饭饭TXT > 浪漫言情 > 《清穿之齐妃》作者:杏仁豆腐【完结】(2013.07.10补全缺章) > 清穿之齐妃.txt

☆、第二十七章.4

作者:杏仁豆腐 当前章节:15522 字 更新时间:2026-6-22 16:31

父母二人照顾着大格格洗了澡,转身再抱了弘晖,一家子四口往内室里去。刚安置好两个小的,苏凉回身坐下,再见他眉间有浅浅郁色,忙问:“爷怎么了?”胤禛心里憋着一肚子的委屈,只等着与侧福晋商量。见她开口,连忙把今日在衙门的事一字不落的讲了一遍,然后也不说自己的打算,等着听她的意思。苏凉听完,叹道:“这老二越发不像样了。”胤禛先没反应过来,后来才察觉她说的是太子,原想着应该斥责她不懂规矩,却是忍不住露出一丝笑,胤礽怎么不是老二!私底下闺房里说说又算不得什么大事,于是也就不提。

“爷打算怎么办?”苏凉瞧着弘晖与霞光两个窝在摇篮里困得打盹,连忙过去帮他们把小花枕头挪了挪位置。胤禛故作沉吟,道:“爷是打算替太子爷把账还了……”苏凉听了,点头说道:“这也是没法子的事,总不能让皇阿玛觉得咱们无能,连户部这点子事都办不好——”一句话说到了胤禛的心坎儿上,待要再说什么,只听苏凉又道:“可是二十万两银子也不是小数目,咱们府里的进项,我闲下来算了算,能有十五万两便是到头了……”她边说着心里忽然开了窍,怪不得胤禛去了万福堂,应该是与乌喇那拉氏商议银子去了,显然是没个结果,要不怎么会这般苦恼。
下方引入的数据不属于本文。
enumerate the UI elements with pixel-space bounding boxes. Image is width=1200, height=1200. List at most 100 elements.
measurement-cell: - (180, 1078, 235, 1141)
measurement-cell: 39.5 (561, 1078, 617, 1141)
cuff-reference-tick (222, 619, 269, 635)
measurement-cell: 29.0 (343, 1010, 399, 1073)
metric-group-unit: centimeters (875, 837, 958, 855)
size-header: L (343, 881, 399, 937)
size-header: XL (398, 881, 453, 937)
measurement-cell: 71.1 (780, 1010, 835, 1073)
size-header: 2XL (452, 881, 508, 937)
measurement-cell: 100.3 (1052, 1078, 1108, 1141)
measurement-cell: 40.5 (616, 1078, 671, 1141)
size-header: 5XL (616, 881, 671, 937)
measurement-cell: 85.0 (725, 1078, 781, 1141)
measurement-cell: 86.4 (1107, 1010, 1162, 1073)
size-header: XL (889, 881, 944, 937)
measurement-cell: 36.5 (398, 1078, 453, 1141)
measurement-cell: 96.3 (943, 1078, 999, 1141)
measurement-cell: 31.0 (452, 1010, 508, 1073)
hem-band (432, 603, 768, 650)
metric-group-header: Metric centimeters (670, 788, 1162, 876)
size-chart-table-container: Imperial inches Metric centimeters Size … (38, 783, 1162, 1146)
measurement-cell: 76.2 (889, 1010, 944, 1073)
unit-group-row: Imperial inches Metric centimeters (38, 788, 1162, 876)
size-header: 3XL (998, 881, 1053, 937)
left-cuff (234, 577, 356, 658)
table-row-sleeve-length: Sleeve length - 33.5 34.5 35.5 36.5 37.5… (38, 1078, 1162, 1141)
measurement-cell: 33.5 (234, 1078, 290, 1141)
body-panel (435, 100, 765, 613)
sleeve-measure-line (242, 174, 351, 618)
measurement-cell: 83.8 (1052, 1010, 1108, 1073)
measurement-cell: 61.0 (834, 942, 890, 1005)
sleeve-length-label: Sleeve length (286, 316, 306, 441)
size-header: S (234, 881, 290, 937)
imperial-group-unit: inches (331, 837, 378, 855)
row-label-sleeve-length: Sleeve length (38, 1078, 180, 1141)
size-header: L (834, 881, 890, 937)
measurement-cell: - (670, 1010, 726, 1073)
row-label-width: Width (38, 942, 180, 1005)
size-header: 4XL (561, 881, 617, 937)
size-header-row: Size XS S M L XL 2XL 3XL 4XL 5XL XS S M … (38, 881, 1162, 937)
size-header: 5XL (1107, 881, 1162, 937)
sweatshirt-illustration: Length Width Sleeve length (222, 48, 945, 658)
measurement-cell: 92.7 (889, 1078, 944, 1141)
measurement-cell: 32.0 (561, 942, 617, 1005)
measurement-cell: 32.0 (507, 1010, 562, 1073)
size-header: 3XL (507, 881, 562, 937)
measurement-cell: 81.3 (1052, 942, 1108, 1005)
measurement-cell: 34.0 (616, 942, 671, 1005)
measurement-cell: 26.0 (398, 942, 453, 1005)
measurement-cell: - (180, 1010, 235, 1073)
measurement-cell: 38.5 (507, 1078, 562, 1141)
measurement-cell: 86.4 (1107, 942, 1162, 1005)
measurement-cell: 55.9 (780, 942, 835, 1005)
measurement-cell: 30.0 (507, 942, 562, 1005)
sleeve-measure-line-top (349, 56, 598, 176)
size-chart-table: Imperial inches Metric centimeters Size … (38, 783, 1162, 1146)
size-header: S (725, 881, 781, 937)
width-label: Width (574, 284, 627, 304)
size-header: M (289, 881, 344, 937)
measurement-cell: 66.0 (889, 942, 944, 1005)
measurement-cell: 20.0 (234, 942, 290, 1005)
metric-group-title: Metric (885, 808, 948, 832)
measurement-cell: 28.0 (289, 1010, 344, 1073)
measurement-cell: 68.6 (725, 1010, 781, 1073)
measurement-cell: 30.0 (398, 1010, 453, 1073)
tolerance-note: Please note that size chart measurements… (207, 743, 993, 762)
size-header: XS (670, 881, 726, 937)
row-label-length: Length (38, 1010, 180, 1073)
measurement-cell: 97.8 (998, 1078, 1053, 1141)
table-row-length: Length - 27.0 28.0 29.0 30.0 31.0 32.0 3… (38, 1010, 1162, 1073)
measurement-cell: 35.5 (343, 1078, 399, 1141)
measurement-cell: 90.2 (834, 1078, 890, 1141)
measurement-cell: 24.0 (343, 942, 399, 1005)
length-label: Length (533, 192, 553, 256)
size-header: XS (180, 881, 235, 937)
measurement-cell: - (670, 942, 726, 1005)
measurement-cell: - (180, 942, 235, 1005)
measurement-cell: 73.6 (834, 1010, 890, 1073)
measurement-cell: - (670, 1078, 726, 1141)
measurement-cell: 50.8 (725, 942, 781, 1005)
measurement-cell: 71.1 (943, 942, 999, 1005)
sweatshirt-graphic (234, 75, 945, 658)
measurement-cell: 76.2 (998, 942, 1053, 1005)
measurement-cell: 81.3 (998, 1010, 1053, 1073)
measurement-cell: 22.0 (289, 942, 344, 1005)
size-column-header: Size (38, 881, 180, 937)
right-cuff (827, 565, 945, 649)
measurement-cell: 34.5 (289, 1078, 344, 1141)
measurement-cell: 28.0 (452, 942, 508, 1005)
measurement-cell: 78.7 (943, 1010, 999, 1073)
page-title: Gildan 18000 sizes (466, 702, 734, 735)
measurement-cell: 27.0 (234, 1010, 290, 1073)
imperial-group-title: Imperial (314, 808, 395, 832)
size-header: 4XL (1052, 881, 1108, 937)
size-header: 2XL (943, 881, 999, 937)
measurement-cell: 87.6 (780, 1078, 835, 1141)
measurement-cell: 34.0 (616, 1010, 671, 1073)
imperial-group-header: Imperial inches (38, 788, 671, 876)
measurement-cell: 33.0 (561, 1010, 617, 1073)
“爷别担心了,我明儿回趟家,跟我爹商量,到时候儿能拿多少便拿多少。”她手里是存着几万两银子,现拿也有,只是这样一幌子拿出来,怎么能把自己娘家的好儿显出来呢?如今胤禛都是亲王了,大哥的官位也该提提了。

作者有话要说:好容易出了一个肥章,昨晚却更新不了,作者灰常捉急啊!以后改中午更新了哈!

下集预告:侧福晋携夫省亲【回娘家要钱】记

☆、最新更新

胤禛一向是孤臣,也没养什么门客——因为外头的人不知道底细,不敢随便招揽——正是缺人商量事儿的时候,却意外发现自家的侧福晋遇事沉着,心思敏捷,论起朝堂之事也能面面俱到,颇有几分见解。于是,从万福堂出来就忙着往鲤院来,专门要跟她讨个主意。后来把来龙去脉讲了,见她果然满口赞成自己给太子还账,心里就踏实下来。只是没料想她还要回家拿银子来,胤禛自然是极不好意思的,谁家的银子都不是大风刮的,总归是自己府里的事,却要从侧福晋娘家搬银子,况且数额巨大,也不知道将来什么时候才能还得上,正要说自己会另想办法,却听侧福晋道:“我打从嫁到咱们府里来,除了我娘来瞧我几次,还没回过家,虽说我是以格格身份抬进来的,但是现在好歹是侧福晋了,也求爷赏个脸面,陪着往家里走一趟?”

胤禛明知道她是回家张口要钱,但听着这样一说,自己反倒不好驳了。苏凉见他踌躇,便贴过来柔情蜜意道:“我的爷,你如今是亲王,多少人想巴结都巴结不上,几万两银子又算什么?”胤禛向来律己甚严,听她这样说,只苦笑不说话,自从升了亲王,想走他门路的人不是没有,只是自己不爱招揽罢了。苏凉知道他的脾性,一面上前为他宽衣一面笑道:“一个好汉三个帮,旁人家的倒也罢了,我们的钱又不烫手,随你使唤多少都有,你怕什么?”胤禛任她服侍,叹气道:“是了,你们家倒也罢了……今儿太子说那话,我心里听着也苦……”他自成年以来就跟着太子办差,与这个二哥也很有些感情,只是渐渐长大了,大家分门别户的,心思也就慢慢多了。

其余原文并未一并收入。